Driven primarily by Canada’s hot housing market, both household wealth and debt levels surged to record highs in 2021. Now, as interest rates rise, record debt burdens stand to become costlier.
According to a new report from Royal Bank of Canada (RBC) economists, Canadians’ net wealth finished 2021 at $15.9 trillion, up a “stunning $3.6 trillion” from the end of 2019, the report noted.
Over half of the gain in wealth (57%) came from rising real estate values.
“We look for that momentum to flow into [the first quarter] as home prices continue to rise,” it said.
Recent gains in financial assets are likely to be “partially dragged down in Q1 as stock markets soften,” RBC added.
The strong housing market spurred mortgage borrowing and also drove debt to record levels at the end of 2021. RBC reported that total mortgage debt rose by $44 billion in the fourth quarter and now sits $300 billion higher than pre-pandemic levels.
The growth in debt, combined with declining pandemic-related income supports, saw the debt-to-income ratio rise to 186.2% in the fourth quarter — also a new record.
Now, as interest rates rise, debt servicing costs will ramp up too.
However, the report noted that there are a couple of factors that should cushion the impact of rising rates.
For one, the buildup in debt during the pandemic occurred at very low interest rates, so debt payments currently represent a smaller than typical share of income.
And a significant chunk of that debt is in fixed-rate mortgages, which won’t adjust immediately as rates rise.
Ultimately, as loans are renewed at higher rates, debt servicing costs will increase, the report noted.
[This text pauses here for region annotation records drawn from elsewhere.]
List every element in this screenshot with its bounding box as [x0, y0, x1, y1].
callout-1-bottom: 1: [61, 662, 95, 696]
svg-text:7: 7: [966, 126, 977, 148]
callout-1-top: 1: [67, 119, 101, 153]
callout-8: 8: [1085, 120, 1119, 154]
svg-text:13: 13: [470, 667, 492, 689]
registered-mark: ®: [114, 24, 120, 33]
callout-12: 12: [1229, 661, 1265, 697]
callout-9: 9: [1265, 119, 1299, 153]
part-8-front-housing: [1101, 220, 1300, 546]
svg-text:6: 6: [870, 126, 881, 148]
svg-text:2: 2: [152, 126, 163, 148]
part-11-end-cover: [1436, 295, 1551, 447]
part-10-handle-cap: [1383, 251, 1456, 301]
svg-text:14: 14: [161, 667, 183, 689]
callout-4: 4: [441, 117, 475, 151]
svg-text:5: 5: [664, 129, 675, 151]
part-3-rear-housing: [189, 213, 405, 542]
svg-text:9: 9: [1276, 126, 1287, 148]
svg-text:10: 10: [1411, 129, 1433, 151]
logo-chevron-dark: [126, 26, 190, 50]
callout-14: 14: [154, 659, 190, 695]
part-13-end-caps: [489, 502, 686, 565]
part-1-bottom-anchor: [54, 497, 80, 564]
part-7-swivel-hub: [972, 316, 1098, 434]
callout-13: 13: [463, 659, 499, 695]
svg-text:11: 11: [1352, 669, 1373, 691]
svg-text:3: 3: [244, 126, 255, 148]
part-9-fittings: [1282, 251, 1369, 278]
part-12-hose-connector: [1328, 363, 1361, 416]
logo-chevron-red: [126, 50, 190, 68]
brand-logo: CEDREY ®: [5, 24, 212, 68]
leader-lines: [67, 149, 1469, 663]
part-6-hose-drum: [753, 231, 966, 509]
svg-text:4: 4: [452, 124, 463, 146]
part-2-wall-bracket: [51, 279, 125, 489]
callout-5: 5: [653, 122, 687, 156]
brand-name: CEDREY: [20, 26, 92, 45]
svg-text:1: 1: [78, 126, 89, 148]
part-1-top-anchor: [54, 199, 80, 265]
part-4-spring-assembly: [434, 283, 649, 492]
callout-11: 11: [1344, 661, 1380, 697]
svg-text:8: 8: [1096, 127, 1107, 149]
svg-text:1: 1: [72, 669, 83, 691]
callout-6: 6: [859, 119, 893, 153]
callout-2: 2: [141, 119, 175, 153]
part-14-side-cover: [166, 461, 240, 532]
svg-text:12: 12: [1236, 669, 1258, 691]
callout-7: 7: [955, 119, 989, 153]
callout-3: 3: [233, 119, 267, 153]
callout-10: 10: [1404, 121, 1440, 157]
However, RBC expects incomes to rise, too, “as strong demand and limited supply push wages higher.”
Additionally, many households accumulated extra savings during the pandemic, as public health restrictions curbed spending and extraordinary government supports boosted incomes.
“This savings trove is expected to help backstop household purchasing power even as interest rates rise and the war in Ukraine sends global inflation rates higher,” the report said.